Il faut donc regrouper ou tenter de regrouper toutes les structures tunisiennes qui ont des visées sur le continent africain. Et elles sont nombreuses pour un petit pays comme le nôtre. Inutile de les citer, mais elles sont trop nombreuses pour pays comme la Tunisie, ce qui n’est pas sans engendrer des “encombrements”, donc de l’inefficacité.

Ne l’oublions pas, l’union fait toujours la force. Ne l’oublions pas non plus que plusieurs pays africains sont désormais gouvernés de façon démocratique. Autrement dit, les dictatures tombent les unes après les autres; donc plus question d’imposer n’imposer quoi que ce soit aux populations locales. Inutile de citer des exemples. Par voie de conséquence, les choses seront de plus en plus difficiles pour décrocher un marché, surtout que d’autres entrepreneurs ont déjà pignon sur rue en Afrique, avec des moyens financiers et humains nettement plus importants que les nôtres. D’ailleurs, aujourd’hui entrepreneurs français et chinois nouent de relation pour conquérir des marchés en Afrique. C’est dire… 

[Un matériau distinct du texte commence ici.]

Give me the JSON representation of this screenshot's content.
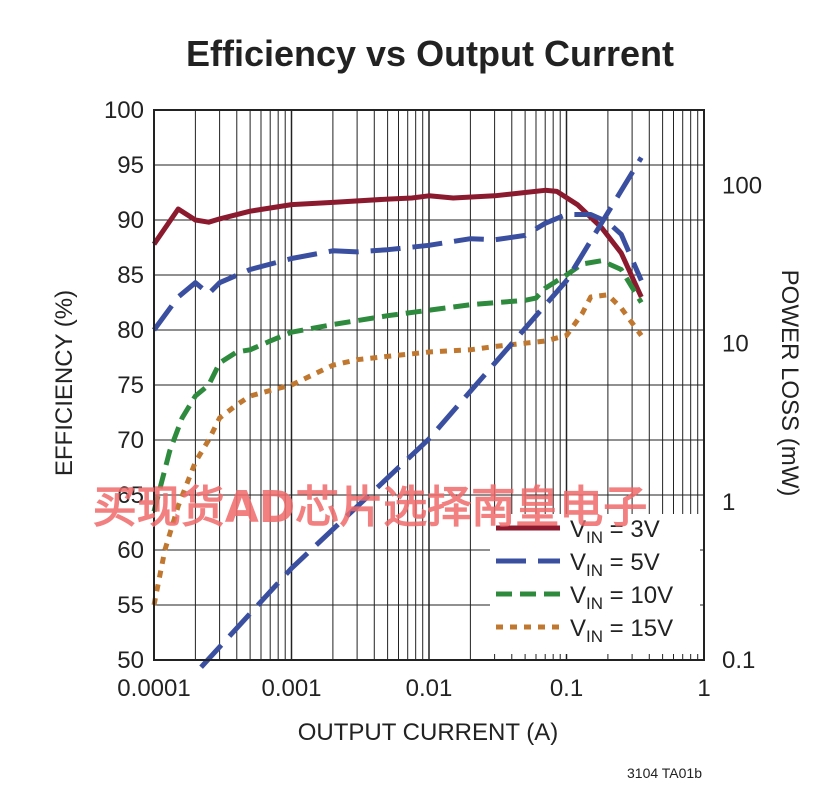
{
  "chart_data": {
    "type": "line",
    "title": "Efficiency vs Output Current",
    "xlabel": "OUTPUT CURRENT (A)",
    "ylabel": "EFFICIENCY (%)",
    "y2label": "POWER LOSS (mW)",
    "x_scale": "log",
    "xlim": [
      0.0001,
      1
    ],
    "ylim": [
      50,
      100
    ],
    "y2_scale": "log",
    "y2lim": [
      0.1,
      300
    ],
    "grid": true,
    "legend_position": "bottom-right",
    "x_tick_labels": [
      "0.0001",
      "0.001",
      "0.01",
      "0.1",
      "1"
    ],
    "x_tick_values": [
      0.0001,
      0.001,
      0.01,
      0.1,
      1
    ],
    "y_tick_values": [
      50,
      55,
      60,
      65,
      70,
      75,
      80,
      85,
      90,
      95,
      100
    ],
    "y2_tick_labels": [
      "0.1",
      "1",
      "10",
      "100"
    ],
    "y2_tick_values": [
      0.1,
      1,
      10,
      100
    ],
    "series": [
      {
        "name": "VIN = 3V",
        "label_main": "V",
        "label_sub": "IN",
        "label_rest": " = 3V",
        "color": "#8b1a2e",
        "style": "solid",
        "axis": "left",
        "x": [
          0.0001,
          0.00015,
          0.0002,
          0.00025,
          0.0003,
          0.0005,
          0.001,
          0.002,
          0.005,
          0.0075,
          0.01,
          0.015,
          0.03,
          0.05,
          0.07,
          0.085,
          0.12,
          0.18,
          0.25,
          0.35
        ],
        "y": [
          87.8,
          91.0,
          90.0,
          89.8,
          90.1,
          90.8,
          91.4,
          91.6,
          91.9,
          92.0,
          92.2,
          92.0,
          92.2,
          92.5,
          92.7,
          92.6,
          91.4,
          89.3,
          87.0,
          83.0
        ]
      },
      {
        "name": "VIN = 5V",
        "label_main": "V",
        "label_sub": "IN",
        "label_rest": " = 5V",
        "color": "#3a4fa0",
        "style": "long-dash",
        "axis": "left",
        "x": [
          0.0001,
          0.00015,
          0.0002,
          0.00025,
          0.0003,
          0.0005,
          0.001,
          0.002,
          0.003,
          0.005,
          0.01,
          0.02,
          0.03,
          0.05,
          0.07,
          0.1,
          0.15,
          0.2,
          0.25,
          0.35
        ],
        "y": [
          80.0,
          83.0,
          84.3,
          83.3,
          84.3,
          85.5,
          86.5,
          87.2,
          87.1,
          87.3,
          87.7,
          88.3,
          88.2,
          88.6,
          89.7,
          90.5,
          90.5,
          89.8,
          88.7,
          84.5
        ]
      },
      {
        "name": "VIN = 10V",
        "label_main": "V",
        "label_sub": "IN",
        "label_rest": " = 10V",
        "color": "#2e8b3e",
        "style": "medium-dash",
        "axis": "left",
        "x": [
          0.0001,
          0.00013,
          0.00016,
          0.0002,
          0.00025,
          0.0003,
          0.0004,
          0.0005,
          0.0007,
          0.001,
          0.002,
          0.005,
          0.01,
          0.02,
          0.05,
          0.06,
          0.07,
          0.1,
          0.13,
          0.18,
          0.25,
          0.35
        ],
        "y": [
          63.5,
          69.0,
          72.0,
          74.0,
          75.0,
          77.0,
          78.0,
          78.2,
          79.0,
          79.8,
          80.5,
          81.3,
          81.8,
          82.3,
          82.7,
          82.9,
          83.8,
          85.0,
          86.0,
          86.3,
          85.5,
          82.5
        ]
      },
      {
        "name": "VIN = 15V",
        "label_main": "V",
        "label_sub": "IN",
        "label_rest": " = 15V",
        "color": "#c07830",
        "style": "dotted",
        "axis": "left",
        "x": [
          0.0001,
          0.00012,
          0.00015,
          0.0002,
          0.00025,
          0.0003,
          0.0004,
          0.0005,
          0.0007,
          0.001,
          0.002,
          0.003,
          0.005,
          0.01,
          0.02,
          0.03,
          0.05,
          0.07,
          0.1,
          0.13,
          0.15,
          0.2,
          0.25,
          0.35
        ],
        "y": [
          55.0,
          60.0,
          64.0,
          68.0,
          70.0,
          72.0,
          73.2,
          74.0,
          74.5,
          75.0,
          76.8,
          77.3,
          77.6,
          78.0,
          78.2,
          78.5,
          78.8,
          79.0,
          79.5,
          81.5,
          83.0,
          83.2,
          82.0,
          79.5
        ]
      },
      {
        "name": "Power loss (VIN = 5V)",
        "color": "#3a4fa0",
        "style": "long-dash",
        "axis": "right",
        "x": [
          0.00022,
          0.001,
          0.01,
          0.1,
          0.35
        ],
        "y": [
          0.09,
          0.38,
          2.5,
          25,
          150
        ]
      }
    ]
  },
  "footer_code": "3104 TA01b",
  "watermark": "买现货AD芯片选择南皇电子"
}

De ce fait, si on continue à aborder les marchés africains de façon individuelle ou individualiste, on risque de ne récolter que des miettes pour ne pas dire rien. D’ailleurs, même dans notre propre pays, peu d’entreprises tunisiennes sont capables, aujourd’hui, de soumissionner individuellement à certains gros projets, alors que dire dans les pays africains qui ambitionnent de grands projets d’infrastructures.

De la patience…

Les fruits “africains” sont mûrs mais leur cueillette nécessite patience, abnégation et persévérance, comme disent ceux qui sont rompus aux arcanes de la chose africaine. Alors ne jouons pas solo, laissons de côté nos égos et notre esprit de supériorité du genre “je suis le seul capable, les autres sont nuls…”, mettons en place une vraie vision/stratégie/politique africaine de la Tunisie, qui soit globale, claire, bien ficelée, et surtout inclusive. Ce qui est, malheureusement, loin d’être le cas aujourd’hui.

Par ailleurs, il est curieux d’entendre ici et là que la “Tunisie peut jouir de sa position géographique stratégique pour conquérir l’Afrique“, oubliant que les autres pays disent la même chose. On se demande même en quoi la situation géographique est-elle “stratégique“, en tout cas par rapport à l’Afrique ou même d’autres contrées à travers le monde.

On entend également que la “Tunisie et les Tunisiens jouissent d’une bonne réputation en Afrique“. Certes, mais cette idée c’est beaucoup plus dans la bouche des officiels (diplomates) qu’autre chose. Débarrassons-nous de tout cela, soyons modestes mais déterminés pour conquérir les marchés africains.